Maybe the guard had stepped away to take a piss?

  ‘Come on.’ Jaern coughed, a spume of violet light bursting against the sky. ‘The spell won’t last forever. Do you want to have time to pick up your Erranter pet after we get the Empty One, or not?’

  I shoved the uneasiness down. If I could just find the doll and get us out of there, everything would be all right. ‘Fine, lead the way.’

  Jaern slipped through the dark in front of me, sticking to the deeper shadows behind structures. I kept my eyes on his will-o’-the-wisp, intent on not losing him. After all, it wasn’t as though I needed to worry about being seen.

  A heavy kind of silence lay over the camp, broken only by the distant mutter of voices and the occasional burst of raucous laughter from a knot of people around one of the braziers north of us. Jaern paused three times, once to let a pair of slavers walk by, arguing over whose turn it was to supervise the cook in the morning, and the other two times to avoid a bow-legged guard making a lumbering, circular patrol that kept crossing our route.

  The second time Jaern’s hand hit me in the breastbone, scrambled for my shoulder and then shoved me down behind a stack of food crates. I squatted in the mud, my eyes gritty with wine and exhaustion, vague dread twisting in me like a bellyful of eels.

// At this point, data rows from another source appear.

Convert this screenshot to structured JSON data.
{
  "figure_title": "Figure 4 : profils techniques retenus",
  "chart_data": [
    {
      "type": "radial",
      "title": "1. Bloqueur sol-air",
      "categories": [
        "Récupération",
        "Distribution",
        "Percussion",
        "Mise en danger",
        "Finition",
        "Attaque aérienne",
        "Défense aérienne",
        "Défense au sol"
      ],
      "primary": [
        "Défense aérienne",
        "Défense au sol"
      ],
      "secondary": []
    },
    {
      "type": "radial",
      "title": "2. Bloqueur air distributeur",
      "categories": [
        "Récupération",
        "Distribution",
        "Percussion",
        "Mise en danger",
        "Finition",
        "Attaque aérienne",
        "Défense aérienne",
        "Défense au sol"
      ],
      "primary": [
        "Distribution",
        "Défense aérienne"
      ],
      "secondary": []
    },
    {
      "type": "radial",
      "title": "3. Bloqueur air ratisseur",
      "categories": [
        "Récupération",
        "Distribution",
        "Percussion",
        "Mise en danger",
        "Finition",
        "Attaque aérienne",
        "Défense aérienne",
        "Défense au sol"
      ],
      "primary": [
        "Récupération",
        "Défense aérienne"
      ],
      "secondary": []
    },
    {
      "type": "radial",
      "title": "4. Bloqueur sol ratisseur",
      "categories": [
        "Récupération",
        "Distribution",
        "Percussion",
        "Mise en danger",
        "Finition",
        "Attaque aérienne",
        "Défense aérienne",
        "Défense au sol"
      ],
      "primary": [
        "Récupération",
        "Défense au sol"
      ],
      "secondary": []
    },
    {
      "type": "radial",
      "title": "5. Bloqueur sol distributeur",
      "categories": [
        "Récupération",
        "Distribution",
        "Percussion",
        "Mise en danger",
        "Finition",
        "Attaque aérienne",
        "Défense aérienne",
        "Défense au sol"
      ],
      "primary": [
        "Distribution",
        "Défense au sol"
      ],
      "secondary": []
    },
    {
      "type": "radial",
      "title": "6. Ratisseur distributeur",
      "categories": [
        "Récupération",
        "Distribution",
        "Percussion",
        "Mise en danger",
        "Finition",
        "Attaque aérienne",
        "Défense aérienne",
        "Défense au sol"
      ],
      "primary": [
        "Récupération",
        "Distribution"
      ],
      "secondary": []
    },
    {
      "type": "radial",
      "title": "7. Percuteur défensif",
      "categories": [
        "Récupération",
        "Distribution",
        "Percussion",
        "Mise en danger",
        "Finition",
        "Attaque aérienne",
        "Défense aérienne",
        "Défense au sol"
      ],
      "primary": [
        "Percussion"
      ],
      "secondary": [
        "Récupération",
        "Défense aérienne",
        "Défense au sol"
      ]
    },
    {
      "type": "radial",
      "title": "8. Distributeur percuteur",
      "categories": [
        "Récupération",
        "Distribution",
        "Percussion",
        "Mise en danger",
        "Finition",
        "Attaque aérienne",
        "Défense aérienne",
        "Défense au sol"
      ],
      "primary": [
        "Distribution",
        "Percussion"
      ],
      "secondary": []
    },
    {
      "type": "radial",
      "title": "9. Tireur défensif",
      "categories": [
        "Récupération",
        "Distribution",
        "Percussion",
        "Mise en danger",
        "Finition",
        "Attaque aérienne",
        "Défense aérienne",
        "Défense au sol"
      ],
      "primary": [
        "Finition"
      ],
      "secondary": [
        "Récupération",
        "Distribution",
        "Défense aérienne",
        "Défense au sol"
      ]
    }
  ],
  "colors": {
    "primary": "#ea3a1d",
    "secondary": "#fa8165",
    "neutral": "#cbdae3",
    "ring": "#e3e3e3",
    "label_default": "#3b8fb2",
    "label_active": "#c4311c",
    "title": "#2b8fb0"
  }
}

  ‘This feels wrong,’ I whispered. ‘Why aren’t there more of them?’

  ‘Shut up,’ said Jaern. ‘Unless you want me to kill them after all.’

  Then he moved again, and I had to follow.

  A tide of blood pounded in and out of my ears, louder with each step. We were getting closer to what I judged must be the centre of the camp, where the more expensive merchandise would be kept, less vulnerable to a sudden raid.

  I halted, skin prickling.

  You’re missing something.

  Jaern’s fingers closed on my wrist and yanked me forwards. ‘Don’t stop, or they’ll see me. We’re almost there.’